By announcing Deep Voice 2 iteration to its TTS pipelines, Baidu intends to deliver speech analytics to marketers as the best way to identify customers across multiple touch points.
Deep Voice 2 Learns from Recurrent Speech Analytics
In February 2017, Baidu’s Silicon Valley AI Lab released Deep Voice 1 system. The neural network is capable of reproducing human voices in real-time, synthesizing audio using advanced neural text-to-speech (TTS) systems. TTS (artificial speech synthesis) by Baidu learns from recurrent speech analytics and input augmentation. This makes neural speech synthesis pipelines scalable to multi-speaker TTS models without requiring any speech training module.
Deep Voice 2, as an iteration of the TTS system from Baidu, learns from hundreds of unique human voices and perfectly imitates them. Unlike traditional systems, the new TTS system learns hundreds of the voices per speaker in less than 30 minutes. The audio rendition of different voices is perfect, generating speech quality that imitates the target speaker accurately. Deep Voice 2 learns these qualities from scratch, without any guidance about what makes voices distinguishable.
MarTech’s Future Powered By AI-Based Synthetic Speech
For marketers, Deep Voice 2 could minimize the entire customer service and feedback management in just one click. By training deep neural networks with interactive media assets, data analysts can enable customized automated systems to learn from customer data and Voice of Customer (VoC).

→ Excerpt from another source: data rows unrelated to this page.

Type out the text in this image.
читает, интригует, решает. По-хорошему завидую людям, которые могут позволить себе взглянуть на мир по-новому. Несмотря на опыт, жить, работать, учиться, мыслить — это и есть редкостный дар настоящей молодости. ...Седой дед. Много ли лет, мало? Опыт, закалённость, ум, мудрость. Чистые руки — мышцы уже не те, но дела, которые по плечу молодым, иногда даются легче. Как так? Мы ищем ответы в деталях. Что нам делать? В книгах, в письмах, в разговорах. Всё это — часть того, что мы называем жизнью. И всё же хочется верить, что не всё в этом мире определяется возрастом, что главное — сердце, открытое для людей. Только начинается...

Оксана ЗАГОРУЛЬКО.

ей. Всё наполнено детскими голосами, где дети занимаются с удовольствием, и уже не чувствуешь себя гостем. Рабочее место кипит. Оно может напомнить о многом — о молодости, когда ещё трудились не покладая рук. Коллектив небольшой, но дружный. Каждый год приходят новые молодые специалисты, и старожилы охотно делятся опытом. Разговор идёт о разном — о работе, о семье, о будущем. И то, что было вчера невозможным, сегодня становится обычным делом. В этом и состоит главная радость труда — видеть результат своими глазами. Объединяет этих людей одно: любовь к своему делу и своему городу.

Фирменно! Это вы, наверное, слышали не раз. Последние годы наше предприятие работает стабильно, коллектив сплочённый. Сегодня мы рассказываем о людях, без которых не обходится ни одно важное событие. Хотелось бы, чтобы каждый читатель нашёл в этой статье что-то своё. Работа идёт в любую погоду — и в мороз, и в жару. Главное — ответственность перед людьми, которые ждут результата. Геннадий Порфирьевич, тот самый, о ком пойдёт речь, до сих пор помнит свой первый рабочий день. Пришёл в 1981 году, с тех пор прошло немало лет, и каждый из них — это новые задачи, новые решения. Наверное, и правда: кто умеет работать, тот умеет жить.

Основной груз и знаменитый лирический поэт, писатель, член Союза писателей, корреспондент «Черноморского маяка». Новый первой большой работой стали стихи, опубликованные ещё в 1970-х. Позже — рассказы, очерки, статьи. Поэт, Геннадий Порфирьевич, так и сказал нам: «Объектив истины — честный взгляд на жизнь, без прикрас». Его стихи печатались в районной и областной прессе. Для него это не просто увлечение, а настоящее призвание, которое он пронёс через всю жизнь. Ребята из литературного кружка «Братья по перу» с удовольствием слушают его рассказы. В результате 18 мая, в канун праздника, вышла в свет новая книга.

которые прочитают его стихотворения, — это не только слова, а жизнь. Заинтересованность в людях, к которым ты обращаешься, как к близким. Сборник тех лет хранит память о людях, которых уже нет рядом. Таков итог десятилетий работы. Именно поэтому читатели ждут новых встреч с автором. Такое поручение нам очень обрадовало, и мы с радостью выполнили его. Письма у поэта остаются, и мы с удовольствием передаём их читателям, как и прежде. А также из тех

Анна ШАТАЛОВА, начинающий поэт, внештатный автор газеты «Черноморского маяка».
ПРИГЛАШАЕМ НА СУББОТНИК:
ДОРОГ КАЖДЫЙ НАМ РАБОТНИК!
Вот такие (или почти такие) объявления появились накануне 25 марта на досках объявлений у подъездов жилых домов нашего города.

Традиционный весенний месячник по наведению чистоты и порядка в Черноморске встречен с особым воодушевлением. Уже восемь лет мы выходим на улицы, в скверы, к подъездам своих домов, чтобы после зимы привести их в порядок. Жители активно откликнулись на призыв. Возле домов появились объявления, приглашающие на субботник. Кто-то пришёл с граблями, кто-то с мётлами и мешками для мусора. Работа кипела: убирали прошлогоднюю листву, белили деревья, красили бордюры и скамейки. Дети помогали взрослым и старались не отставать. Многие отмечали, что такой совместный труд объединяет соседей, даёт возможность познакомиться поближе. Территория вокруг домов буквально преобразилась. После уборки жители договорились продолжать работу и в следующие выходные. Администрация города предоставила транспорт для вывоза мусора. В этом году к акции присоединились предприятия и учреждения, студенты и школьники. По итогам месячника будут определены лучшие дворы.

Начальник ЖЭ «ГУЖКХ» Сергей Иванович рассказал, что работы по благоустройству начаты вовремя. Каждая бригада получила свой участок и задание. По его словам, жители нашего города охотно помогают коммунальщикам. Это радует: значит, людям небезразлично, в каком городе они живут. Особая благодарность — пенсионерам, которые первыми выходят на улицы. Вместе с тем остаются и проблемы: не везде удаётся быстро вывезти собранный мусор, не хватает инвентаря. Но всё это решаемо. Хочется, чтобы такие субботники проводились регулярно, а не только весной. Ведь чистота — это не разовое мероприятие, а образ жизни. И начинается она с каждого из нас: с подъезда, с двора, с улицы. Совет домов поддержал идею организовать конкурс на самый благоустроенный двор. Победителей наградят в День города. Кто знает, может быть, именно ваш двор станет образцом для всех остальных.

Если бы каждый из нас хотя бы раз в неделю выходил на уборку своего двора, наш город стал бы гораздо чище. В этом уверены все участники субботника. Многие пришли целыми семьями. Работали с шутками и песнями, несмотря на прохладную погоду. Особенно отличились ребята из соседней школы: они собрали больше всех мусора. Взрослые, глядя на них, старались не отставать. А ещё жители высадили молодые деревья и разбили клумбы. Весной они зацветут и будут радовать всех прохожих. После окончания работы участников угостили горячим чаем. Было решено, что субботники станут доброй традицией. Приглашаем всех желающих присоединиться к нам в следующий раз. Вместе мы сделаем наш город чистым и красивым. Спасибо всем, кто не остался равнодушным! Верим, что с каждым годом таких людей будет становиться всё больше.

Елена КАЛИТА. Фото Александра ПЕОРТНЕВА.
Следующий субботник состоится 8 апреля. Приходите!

The increasing involvement of digital assistants in marketing campaigns and customer engagement clearly indicate where data analytics is headed. Marketers can now use smarter AI-based technologies to improve their stacks with enhanced synthesized communication. Including Machine learning capabilities into every touch point of the customer journey helps the brand create more human-like interaction, removing awkward conversations and easier customization. It is expected that Deep Voice 2 in intelligent assistants running on AI could be leveraged as a full-blown marketing ammunition for speech analytics.